Над монастырскими воротами ударил колокол, но его серебристый дробный звук не поплыл над землей, а тут же был заглушен, сбит в полете грохотом орудий. Этот звон был хорошо знаком Алеше. Он часто слышал его с той стороны. Самого монастыря не было видно. Только единственный купол с крестом возвышался над сплетением ветвей. Зато маленькая деревянная каплица стояла на самом берегу. По преданию, на этом месте затонула греческая барка, которая возвращалась «из воряг» домой — «во греки». На затонувшей барке была найдена икона святого Ануфрия… На прибрежном заливном лугу паслись коровы. В дни праздников гуляли крестьяне. На кромке воды шли польские пограничники в квадратных конфедератках с орлом. Светило солнце. Барабанил по листьям дождь. Сыпали мокрые хлопья снега. Пели соловьи. Но это было давно — полжизни тому назад, полжизни, уместившиеся в один листок календаря.

Алеша знал, что это должно начаться, ощущал реальную неизбежность этого начала, но не предполагал, что все произойдет так быстро — на исходе тихой июньской ночи — самой короткой ночи года.
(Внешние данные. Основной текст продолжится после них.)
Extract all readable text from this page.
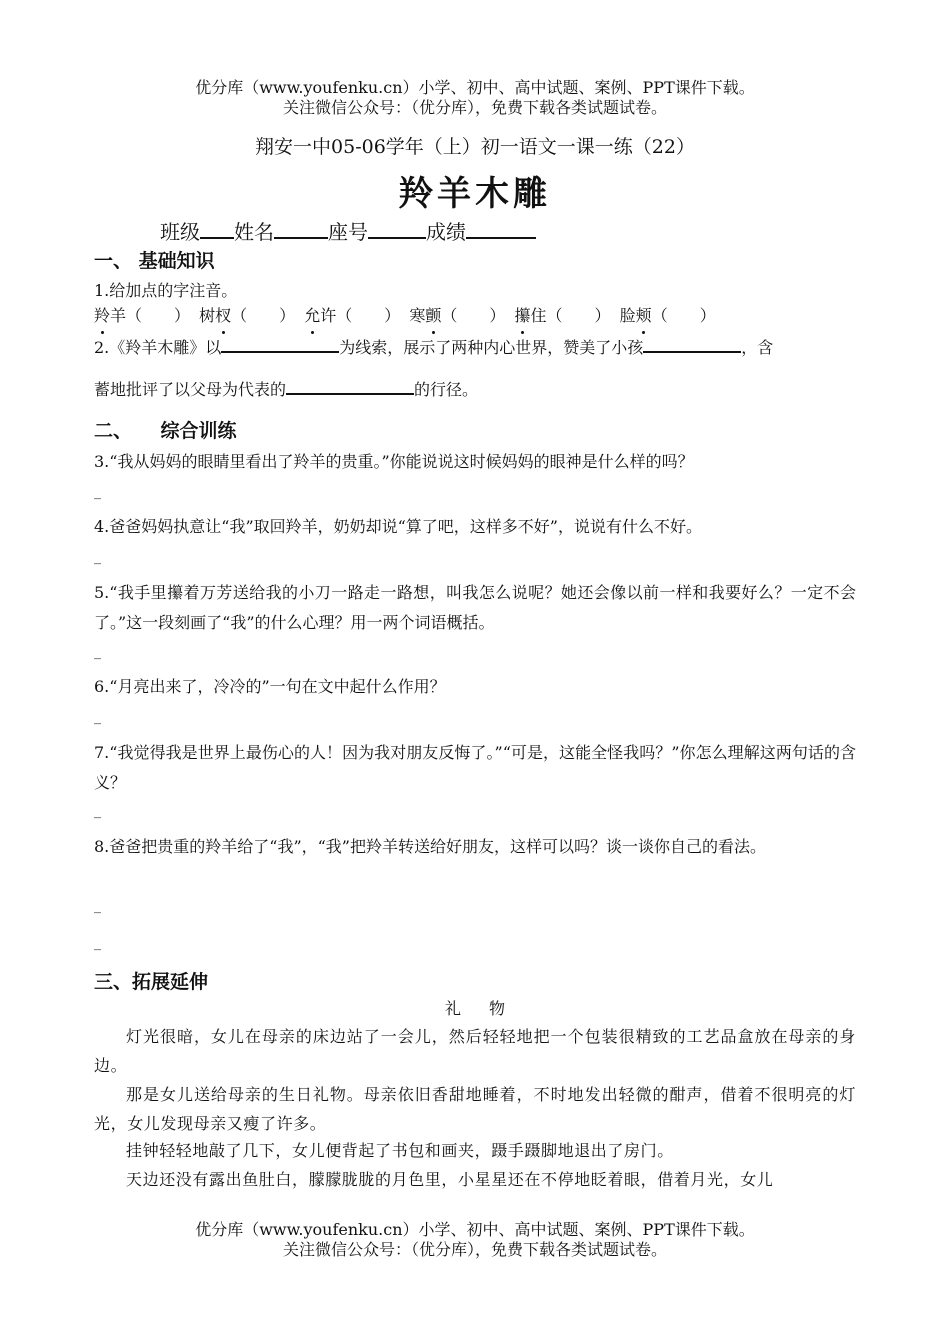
优分库（www.youfenku.cn）小学、初中、高中试题、案例、PPT课件下载。
关注微信公众号：（优分库），免费下载各类试题试卷。
翔安一中05-06学年（上）初一语文一课一练（22）
羚羊木雕
班级 姓名	座号	成绩
一、 基础知识
1.给加点的字注音。
羚羊（　　） 树杈（　　） 允许（　　） 寒颤（　　） 攥住（　　） 脸颊（　　）
2.《羚羊木雕》以	为线索，展示了两种内心世界，赞美了小孩	，含
蓄地批评了以父母为代表的	的行径。
二、　　综合训练
3.“我从妈妈的眼睛里看出了羚羊的贵重。”你能说说这时候妈妈的眼神是什么样的吗？
_
4.爸爸妈妈执意让“我”取回羚羊，奶奶却说“算了吧，这样多不好”，说说有什么不好。
_
5.“我手里攥着万芳送给我的小刀一路走一路想，叫我怎么说呢？她还会像以前一样和我要好么？一定不会了。”这一段刻画了“我”的什么心理？用一两个词语概括。
_
6.“月亮出来了，冷冷的”一句在文中起什么作用？
_
7.“我觉得我是世界上最伤心的人！因为我对朋友反悔了。”“可是，这能全怪我吗？”你怎么理解这两句话的含义？
_
8.爸爸把贵重的羚羊给了“我”，“我”把羚羊转送给好朋友，这样可以吗？谈一谈你自己的看法。
_
_
三、拓展延伸
礼物
灯光很暗，女儿在母亲的床边站了一会儿，然后轻轻地把一个包装很精致的工艺品盒放在母亲的身边。
那是女儿送给母亲的生日礼物。母亲依旧香甜地睡着，不时地发出轻微的酣声，借着不很明亮的灯光，女儿发现母亲又瘦了许多。
挂钟轻轻地敲了几下，女儿便背起了书包和画夹，蹑手蹑脚地退出了房门。
天边还没有露出鱼肚白，朦朦胧胧的月色里，小星星还在不停地眨着眼，借着月光，女儿
优分库（www.youfenku.cn）小学、初中、高中试题、案例、PPT课件下载。
关注微信公众号：（优分库），免费下载各类试题试卷。
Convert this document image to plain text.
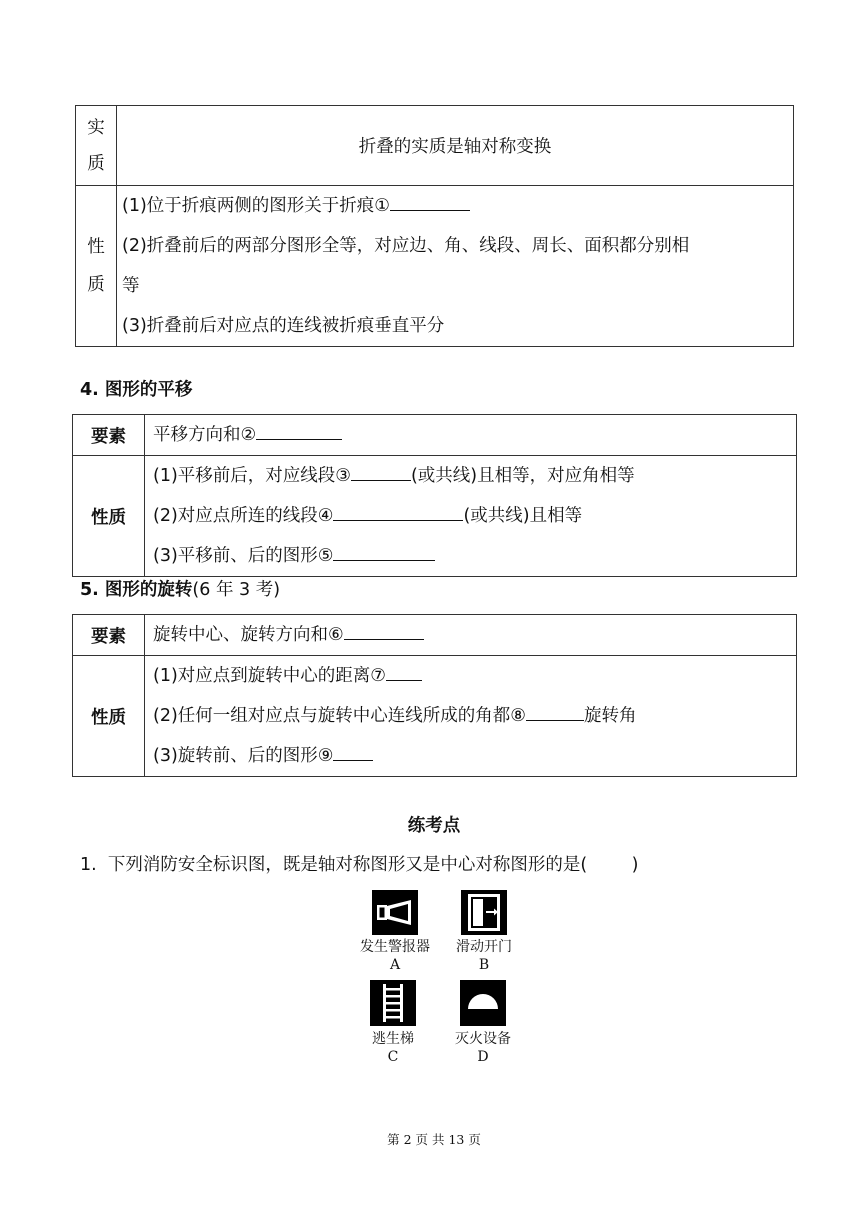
实质	折叠的实质是轴对称变换

性质	(1)位于折痕两侧的图形关于折痕①
(2)折叠前后的两部分图形全等，对应边、角、线段、周长、面积都分别相
等
(3)折叠前后对应点的连线被折痕垂直平分
4. 图形的平移
要素	平移方向和②

性质	(1)平移前后，对应线段③ (或共线)且相等，对应角相等
(2)对应点所连的线段④ (或共线)且相等
(3)平移前、后的图形⑤
5. 图形的旋转(6 年 3 考)
要素	旋转中心、旋转方向和⑥

性质	(1)对应点到旋转中心的距离⑦
(2)任何一组对应点与旋转中心连线所成的角都⑧ 旋转角
(3)旋转前、后的图形⑨
练考点
1.  下列消防安全标识图，既是轴对称图形又是中心对称图形的是(        )
发生警报器
A
滑动开门
B
逃生梯
C
灭火设备
D
第 2 页 共 13 页
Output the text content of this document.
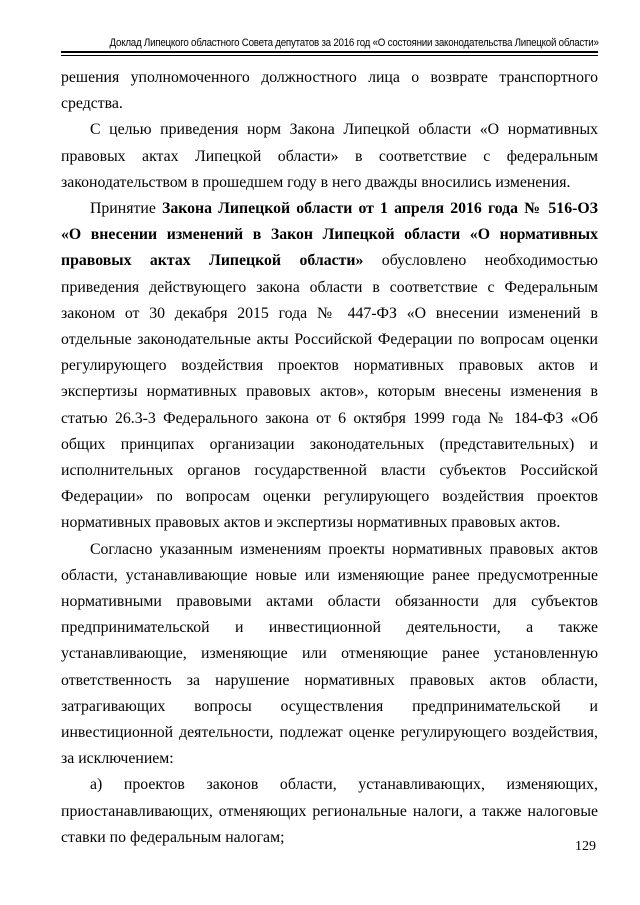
Доклад Липецкого областного Совета депутатов за 2016 год «О состоянии законодательства Липецкой области»

решения уполномоченного должностного лица о возврате транспортного средства.

С целью приведения норм Закона Липецкой области «О нормативных правовых актах Липецкой области» в соответствие с федеральным законодательством в прошедшем году в него дважды вносились изменения.

Принятие Закона Липецкой области от 1 апреля 2016 года № 516-ОЗ «О внесении изменений в Закон Липецкой области «О нормативных правовых актах Липецкой области» обусловлено необходимостью приведения действующего закона области в соответствие с Федеральным законом от 30 декабря 2015 года № 447-ФЗ «О внесении изменений в отдельные законодательные акты Российской Федерации по вопросам оценки регулирующего воздействия проектов нормативных правовых актов и экспертизы нормативных правовых актов», которым внесены изменения в статью 26.3-3 Федерального закона от 6 октября 1999 года № 184-ФЗ «Об общих принципах организации законодательных (представительных) и исполнительных органов государственной власти субъектов Российской Федерации» по вопросам оценки регулирующего воздействия проектов нормативных правовых актов и экспертизы нормативных правовых актов.

Согласно указанным изменениям проекты нормативных правовых актов области, устанавливающие новые или изменяющие ранее предусмотренные нормативными правовыми актами области обязанности для субъектов предпринимательской и инвестиционной деятельности, а также устанавливающие, изменяющие или отменяющие ранее установленную ответственность за нарушение нормативных правовых актов области, затрагивающих вопросы осуществления предпринимательской и инвестиционной деятельности, подлежат оценке регулирующего воздействия, за исключением:

а) проектов законов области, устанавливающих, изменяющих, приостанавливающих, отменяющих региональные налоги, а также налоговые ставки по федеральным налогам;

129
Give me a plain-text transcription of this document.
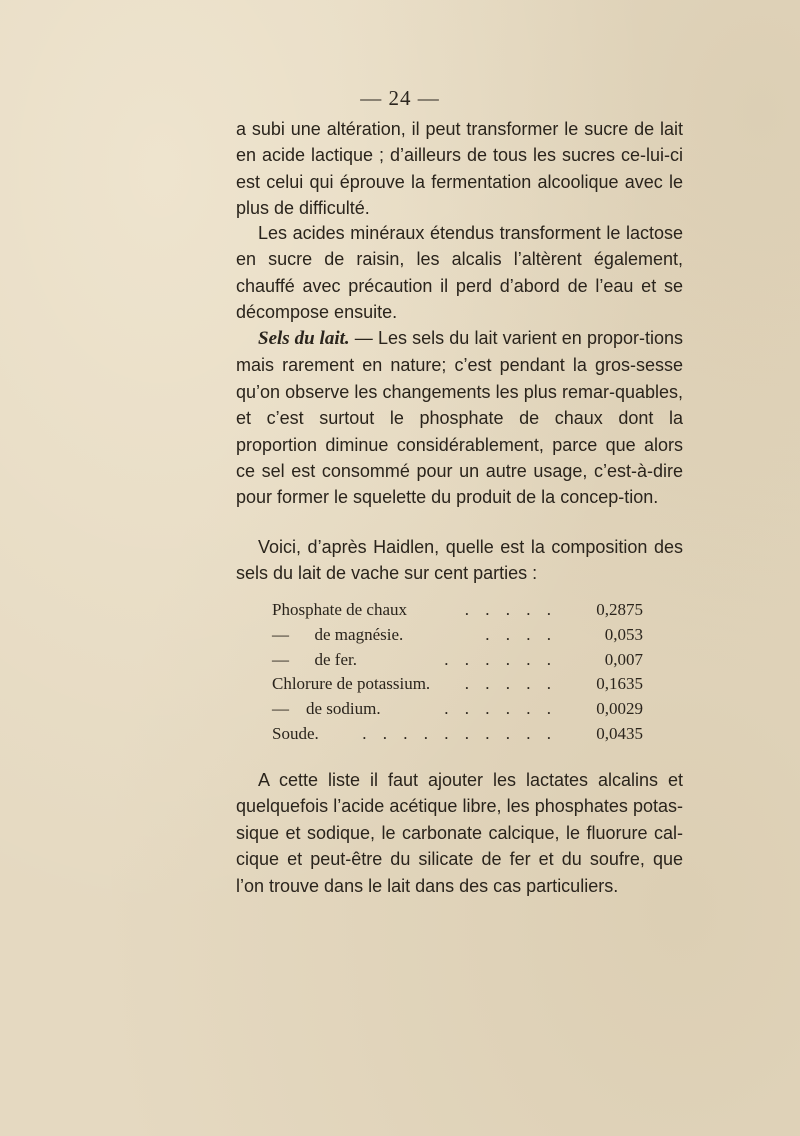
— 24 —

a subi une altération, il peut transformer le sucre de lait en acide lactique ; d’ailleurs de tous les sucres ce-lui-ci est celui qui éprouve la fermentation alcoolique avec le plus de difficulté.

Les acides minéraux étendus transforment le lactose en sucre de raisin, les alcalis l’altèrent également, chauffé avec précaution il perd d’abord de l’eau et se décompose ensuite.

Sels du lait. — Les sels du lait varient en propor-tions mais rarement en nature; c’est pendant la gros-sesse qu’on observe les changements les plus remar-quables, et c’est surtout le phosphate de chaux dont la proportion diminue considérablement, parce que alors ce sel est consommé pour un autre usage, c’est-à-dire pour former le squelette du produit de la concep-tion.

Voici, d’après Haidlen, quelle est la composition des sels du lait de vache sur cent parties :

Phosphate de chaux	. . . . . 0,2875
—      de magnésie.	. . . .	0,053
—      de fer.	. . . . . .	0,007
Chlorure de potassium. . . . . . 0,1635
—    de sodium.	. . . . . . 0,0029
Soude.	. . . . . . . . . . 0,0435

A cette liste il faut ajouter les lactates alcalins et quelquefois l’acide acétique libre, les phosphates potas-sique et sodique, le carbonate calcique, le fluorure cal-cique et peut-être du silicate de fer et du soufre, que l’on trouve dans le lait dans des cas particuliers.
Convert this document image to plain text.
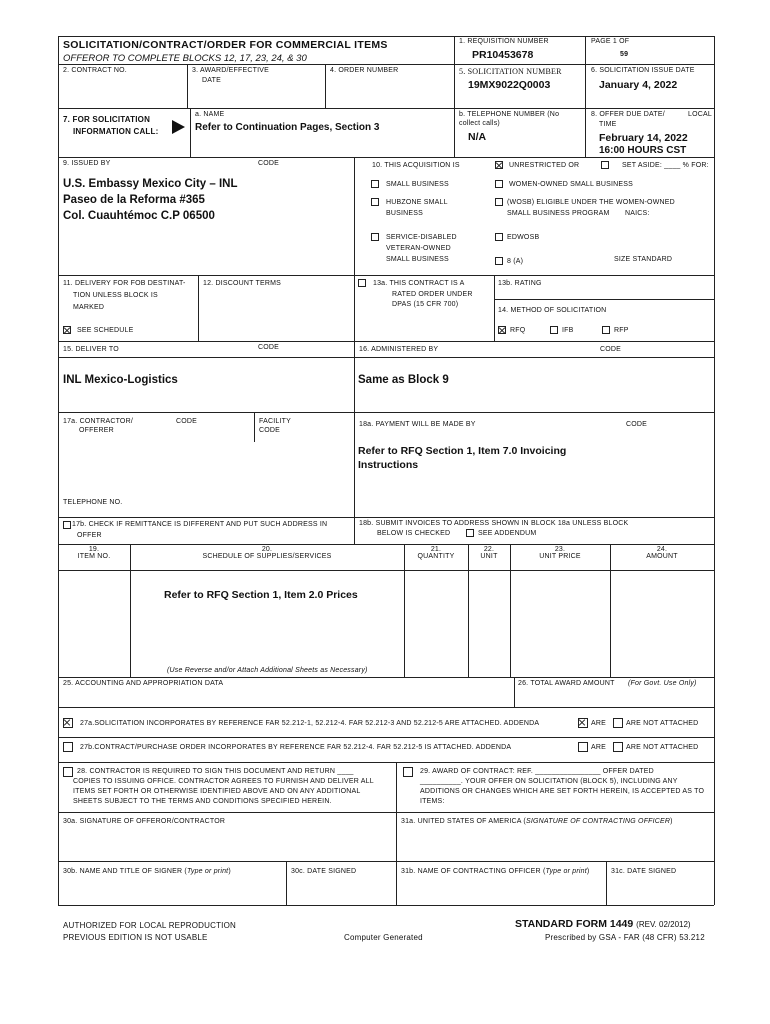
SOLICITATION/CONTRACT/ORDER FOR COMMERCIAL ITEMS
OFFEROR TO COMPLETE BLOCKS 12, 17, 23, 24, & 30
1. REQUISITION NUMBER
PR10453678
PAGE 1 OF
59
2. CONTRACT NO.	3. AWARD/EFFECTIVE
DATE
4. ORDER NUMBER	5. SOLICITATION NUMBER
19MX9022Q0003
6. SOLICITATION ISSUE DATE
January 4, 2022
7. FOR SOLICITATION
INFORMATION CALL:
a. NAME
Refer to Continuation Pages, Section 3
b. TELEPHONE NUMBER (No
collect calls)
N/A
8. OFFER DUE DATE/	LOCAL
TIME
February 14, 2022
16:00 HOURS CST
9. ISSUED BY	CODE
U.S. Embassy Mexico City – INL
Paseo de la Reforma #365
Col. Cuauhtémoc C.P 06500
10. THIS ACQUISITION IS	UNRESTRICTED OR	SET ASIDE: ____ % FOR:
SMALL BUSINESS	WOMEN-OWNED SMALL BUSINESS
HUBZONE SMALL
BUSINESS
(WOSB) ELIGIBLE UNDER THE WOMEN-OWNED
SMALL BUSINESS PROGRAM NAICS:
SERVICE-DISABLED
VETERAN-OWNED
SMALL BUSINESS
EDWOSB
8 (A)	SIZE STANDARD
11. DELIVERY FOR FOB DESTINAT-
TION UNLESS BLOCK IS
MARKED
SEE SCHEDULE
12. DISCOUNT TERMS	13a. THIS CONTRACT IS A
RATED ORDER UNDER
DPAS (15 CFR 700)
13b. RATING
14. METHOD OF SOLICITATION
RFQ	IFB	RFP
15. DELIVER TO	CODE
INL Mexico-Logistics
16. ADMINISTERED BY	CODE
Same as Block 9
17a. CONTRACTOR/
OFFERER
CODE	FACILITY
CODE
18a. PAYMENT WILL BE MADE BY	CODE
Refer to RFQ Section 1, Item 7.0 Invoicing
Instructions
TELEPHONE NO.
17b. CHECK IF REMITTANCE IS DIFFERENT AND PUT SUCH ADDRESS IN
OFFER
18b. SUBMIT INVOICES TO ADDRESS SHOWN IN BLOCK 18a UNLESS BLOCK
BELOW IS CHECKED	SEE ADDENDUM
19.
ITEM NO.
20.
SCHEDULE OF SUPPLIES/SERVICES
21.
QUANTITY
22.
UNIT
23.
UNIT PRICE
24.
AMOUNT
Refer to RFQ Section 1, Item 2.0 Prices
(Use Reverse and/or Attach Additional Sheets as Necessary)
25. ACCOUNTING AND APPROPRIATION DATA	26. TOTAL AWARD AMOUNT (For Govt. Use Only)
27a.SOLICITATION INCORPORATES BY REFERENCE FAR 52.212-1, 52.212-4. FAR 52.212-3 AND 52.212-5 ARE ATTACHED. ADDENDA	ARE	ARE NOT ATTACHED
27b.CONTRACT/PURCHASE ORDER INCORPORATES BY REFERENCE FAR 52.212-4. FAR 52.212-5 IS ATTACHED. ADDENDA	ARE	ARE NOT ATTACHED
28. CONTRACTOR IS REQUIRED TO SIGN THIS DOCUMENT AND RETURN ____
COPIES TO ISSUING OFFICE. CONTRACTOR AGREES TO FURNISH AND DELIVER ALL
ITEMS SET FORTH OR OTHERWISE IDENTIFIED ABOVE AND ON ANY ADDITIONAL
SHEETS SUBJECT TO THE TERMS AND CONDITIONS SPECIFIED HEREIN.
29. AWARD OF CONTRACT: REF. ________________ OFFER DATED
__________. YOUR OFFER ON SOLICITATION (BLOCK 5), INCLUDING ANY
ADDITIONS OR CHANGES WHICH ARE SET FORTH HEREIN, IS ACCEPTED AS TO
ITEMS:
30a. SIGNATURE OF OFFEROR/CONTRACTOR	31a. UNITED STATES OF AMERICA (SIGNATURE OF CONTRACTING OFFICER)
30b. NAME AND TITLE OF SIGNER (Type or print)	30c. DATE SIGNED	31b. NAME OF CONTRACTING OFFICER (Type or print)	31c. DATE SIGNED
AUTHORIZED FOR LOCAL REPRODUCTION
PREVIOUS EDITION IS NOT USABLE	Computer Generated
STANDARD FORM 1449 (REV. 02/2012)
Prescribed by GSA - FAR (48 CFR) 53.212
Когда в стороне заставы начали рваться снаряды, первым его желанием было бежать туда, где сейчас в грохоте разрывов горел дом и погибали его товарищи и командиры. Но он не смел без приказа покинуть свой пост. Он послал на заставу своего напарника — повара. Сам же, подхватив ручной пулемет, залез на дуб и стал наблюдать за рекой. Светлая вода Буга привычно поблескивала, и над ней поднимался теплый молочный пар. От игры рыб по воде шли круги. Война еще не дошла до Буга. Алеша поднес к глазам бинокль. Через несколько минут он увидел, как в воду поползли лоснящиеся бизоньи тела надувных лодок. На спины «бизонам» быстро попрыгали немецкие солдаты. Лодки сразу же стало сносить течением. Солдаты налегли на весла. Алеша впервые увидел настоящих немцев. Закатанные до локтей рукава и распахнутые на груди воротники делали их похожими на майнридовских путешественников, только вместо традиционных пробковых шлемов — стальные каски. Лодки-бизоны бесшумно плыли к нашему берегу. Ручной пулемет лежал на толстой дубовой ветке. Сошки повисли в воздухе, как школьный циркуль. Алеша прижался плечом к прикладу и прищурил глаз. Он увидел врагов в прицеле. Старым бойцам мишень напоминает врага. Молодому необстрелянному пограничнику Алеше немцы напомнили мишень «фашист» — щит с изображением мутно-зеленого немца в мутно-зеленой каске. Только сейчас эта мишень была многоголовой, и двигалась, и в любое мгновенье могла открыть огонь, могла ранить, убить. Алеша был один. Даже повара не было — пошел на заставу.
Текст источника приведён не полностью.